Alfred-Maurice de Zayas, especialista independente aposentado da Organização das Nações Unidas (ONU) na Promoção de uma Ordem Internacional Democrática e Equitativa, afirma que não acredita que o presidente dos EUA, Joe Biden, altere as políticas do ex-presidente Barack Obama (2009-2017), de quem foi vice, estabeleceu em relação a divulgadores de informações confidenciais como Julian Assange, Chelsea Manning, Edward Snowden e muitos outros.
Recentemente, uma testemunha-chave no processo do Departamento de Justiça dos EUA contra Julian Assange, Sigurdur Ingi Thordarson, admitiu que mentiu em suas declarações usadas pelo governo norte-americano para acusar o fundador do WikiLeaks. Como mostra a publicação abaixo, o ex-administrador de sistemas da Agência de Segurança Nacional dos EUA Edward Snowden reagiu à notícia dizendo que "isto é o fim do processo contra Julian Assange", mas Zayas não é tão otimista.
This is the end of the case against Julian Assange. https://t.co/bhFCfVBuq0
— Edward Snowden (@Snowden) June 26, 2021
"Os EUA estão empenhados em dar o exemplo para todos os futuros denunciantes.
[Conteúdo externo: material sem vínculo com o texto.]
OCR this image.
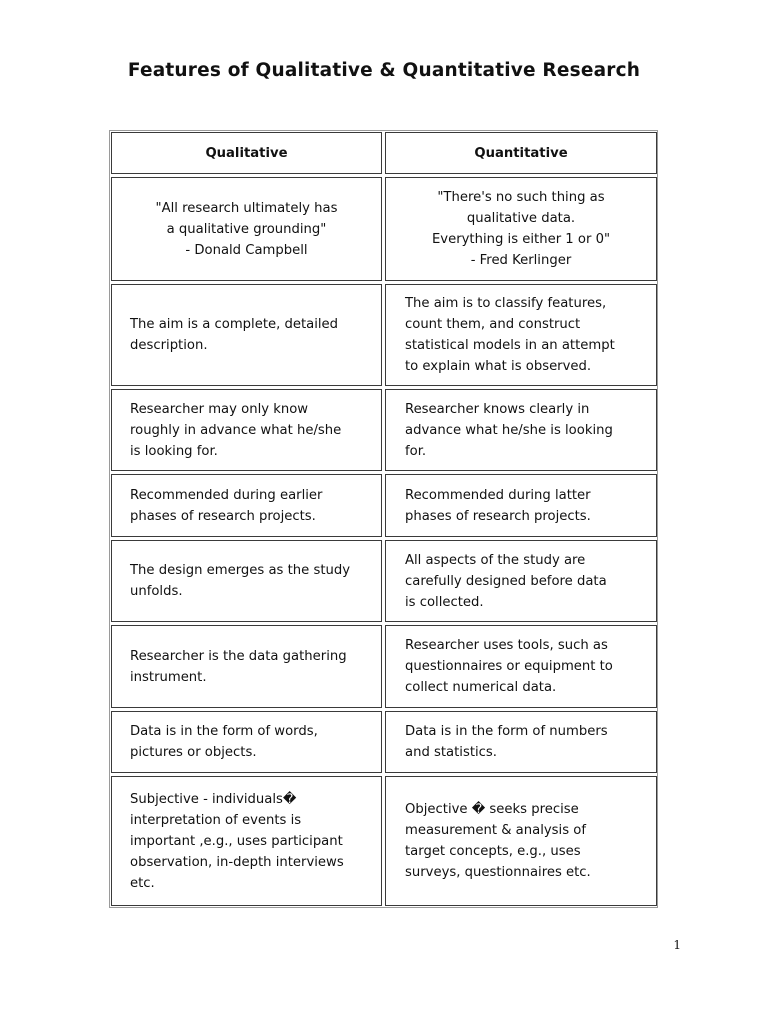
Features of Qualitative & Quantitative Research
Qualitative	Quantitative
"All research ultimately has
a qualitative grounding"
- Donald Campbell
"There's no such thing as
qualitative data.
Everything is either 1 or 0"
- Fred Kerlinger
The aim is a complete, detailed
description.
The aim is to classify features,
count them, and construct
statistical models in an attempt
to explain what is observed.
Researcher may only know
roughly in advance what he/she
is looking for.
Researcher knows clearly in
advance what he/she is looking
for.
Recommended during earlier
phases of research projects.
Recommended during latter
phases of research projects.
The design emerges as the study
unfolds.
All aspects of the study are
carefully designed before data
is collected.
Researcher is the data gathering
instrument.
Researcher uses tools, such as
questionnaires or equipment to
collect numerical data.
Data is in the form of words,
pictures or objects.
Data is in the form of numbers
and statistics.
Subjective - individuals�
interpretation of events is
important ,e.g., uses participant
observation, in-depth interviews
etc.
Objective � seeks precise
measurement & analysis of
target concepts, e.g., uses
surveys, questionnaires etc.
1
O caso contra Assange nunca foi legal, mas político. A política tem prioridade sobre a lei, o Departamento de 'Justiça' dos EUA vai dobrar a aposta em outros aspectos do caso forjado contra Assange", afirma o especialista.
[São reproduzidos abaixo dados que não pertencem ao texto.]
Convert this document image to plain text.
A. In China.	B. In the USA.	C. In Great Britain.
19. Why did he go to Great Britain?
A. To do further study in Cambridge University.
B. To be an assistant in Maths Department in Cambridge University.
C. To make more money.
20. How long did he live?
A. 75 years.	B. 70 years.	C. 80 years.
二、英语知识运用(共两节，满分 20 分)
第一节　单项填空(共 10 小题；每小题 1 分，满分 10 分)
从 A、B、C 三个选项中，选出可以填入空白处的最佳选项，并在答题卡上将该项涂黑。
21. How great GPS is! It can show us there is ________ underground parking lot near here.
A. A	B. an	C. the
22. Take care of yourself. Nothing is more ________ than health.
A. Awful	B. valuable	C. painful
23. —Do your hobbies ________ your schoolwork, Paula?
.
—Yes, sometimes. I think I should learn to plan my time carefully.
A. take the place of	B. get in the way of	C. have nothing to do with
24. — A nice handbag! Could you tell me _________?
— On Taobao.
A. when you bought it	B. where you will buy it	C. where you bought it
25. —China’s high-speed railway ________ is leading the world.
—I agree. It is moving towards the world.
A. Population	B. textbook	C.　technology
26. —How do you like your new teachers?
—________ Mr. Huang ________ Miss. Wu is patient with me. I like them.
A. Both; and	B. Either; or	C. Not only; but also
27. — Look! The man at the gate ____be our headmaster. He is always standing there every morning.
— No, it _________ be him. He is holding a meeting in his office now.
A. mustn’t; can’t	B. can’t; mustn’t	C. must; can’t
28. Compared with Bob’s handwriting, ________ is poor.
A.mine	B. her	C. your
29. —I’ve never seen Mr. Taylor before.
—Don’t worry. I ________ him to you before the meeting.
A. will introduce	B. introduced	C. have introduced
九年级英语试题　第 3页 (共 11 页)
Zayas recorda que o Grupo de Trabalho da ONU sobre Detenção Arbitrária declarou repetidamente que a "detenção e a perseguição" de Assange violam pactos internacionais sobre direitos civis e políticos, que tanto os EUA quanto o Reino Unido ratificaram.
"O que estamos testemunhando aqui é uma guerra contra o jornalismo e uma guerra contra os denunciantes. O problema é agravado pela cumplicidade da grande mídia que joga o jogo desde o primeiro dia, participa da demonização de Assange e da divulgação de falsas acusações."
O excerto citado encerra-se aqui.